Visitors will get to sit inside a Street View camera car and pedal a camera trike to activate their own big-screen tour. They’ll also hear behind the scenes stories from the Google Street view team and see footage of vintage views, including a fateful tour of Market Street just days before the 1906 earthquake and MIT’s groundbreaking Aspen Interactive Movie Map project from 1978. The exhibit shows how camera cars work, examines social impacts from privacy to tourism, and speculates about what the armchair traveler may see 35 years from now.
“We’re the first generation to have casual access to the old dream of ‘surrogate travel’”, said Marc Weber, founding curator of the Museum’s Internet History Program. “Street views let us check out a friend’s new house, or more safely rebuild a city after a disaster. Artists and filmmakers have long tried to immerse viewers in distant scenes, from cave paintings to early 3D movies. We wanted to trace how computers made this process interactive, with the groundbreaking movie maps of the 1970s, and how the modern Web let companies like Google scale it up to become so useful we can take it for granted”.
This exhibit was made possible through the generosity of Google, Inc.
The Computer History Museum (CHM) in Mountain View, California is a nonprofit organization with a four-decade history as the world’s leading institution exploring the history of computing and its ongoing impact on society.

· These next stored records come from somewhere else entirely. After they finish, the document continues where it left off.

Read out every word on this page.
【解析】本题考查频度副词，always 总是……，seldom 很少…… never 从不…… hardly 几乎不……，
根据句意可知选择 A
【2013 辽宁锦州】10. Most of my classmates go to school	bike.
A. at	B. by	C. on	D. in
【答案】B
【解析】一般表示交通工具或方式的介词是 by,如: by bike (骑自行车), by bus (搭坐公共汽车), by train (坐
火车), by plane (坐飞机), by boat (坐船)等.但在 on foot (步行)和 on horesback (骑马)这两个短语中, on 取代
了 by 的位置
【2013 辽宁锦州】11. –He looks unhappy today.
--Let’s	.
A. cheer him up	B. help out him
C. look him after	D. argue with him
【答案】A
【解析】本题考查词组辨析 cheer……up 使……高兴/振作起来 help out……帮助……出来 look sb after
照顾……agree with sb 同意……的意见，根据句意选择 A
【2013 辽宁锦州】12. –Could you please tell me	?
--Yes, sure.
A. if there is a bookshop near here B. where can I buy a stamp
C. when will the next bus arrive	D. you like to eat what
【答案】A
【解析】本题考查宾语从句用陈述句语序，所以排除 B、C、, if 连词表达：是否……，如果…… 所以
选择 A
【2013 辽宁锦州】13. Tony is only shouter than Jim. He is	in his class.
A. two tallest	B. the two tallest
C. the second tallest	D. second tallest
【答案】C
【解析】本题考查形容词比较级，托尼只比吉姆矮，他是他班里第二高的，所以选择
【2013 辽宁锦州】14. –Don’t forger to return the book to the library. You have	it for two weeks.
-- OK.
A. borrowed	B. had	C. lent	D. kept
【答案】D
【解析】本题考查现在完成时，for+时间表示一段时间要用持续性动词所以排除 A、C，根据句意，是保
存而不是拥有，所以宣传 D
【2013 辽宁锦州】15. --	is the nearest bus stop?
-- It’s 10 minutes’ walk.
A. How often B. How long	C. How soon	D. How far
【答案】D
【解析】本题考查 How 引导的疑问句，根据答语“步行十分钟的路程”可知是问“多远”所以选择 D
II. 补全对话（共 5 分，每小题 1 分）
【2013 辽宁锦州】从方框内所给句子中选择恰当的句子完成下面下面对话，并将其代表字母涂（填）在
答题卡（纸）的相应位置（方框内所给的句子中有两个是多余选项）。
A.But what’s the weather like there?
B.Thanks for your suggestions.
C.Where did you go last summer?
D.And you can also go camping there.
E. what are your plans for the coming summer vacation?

The Museum is dedicated to the preservation and celebration of computer history and is home to the largest international collection of computing artifacts in the world, encompassing computer hardware, software, documentation, ephemera, photographs and moving images.
The Museum brings computer history to life through an acclaimed speaker series, dynamic website, docent-led tours and online exhibits.
The Museum’s signature exhibit on the history of computing is “Revolution: The First 2000 Years of Computing.” Other exhibits include “Charles Babbage's Difference Engine No. 2,” “Mastering the Game: A History of Computer Chess,” and “An Analog Life: Remembering Jim Williams.”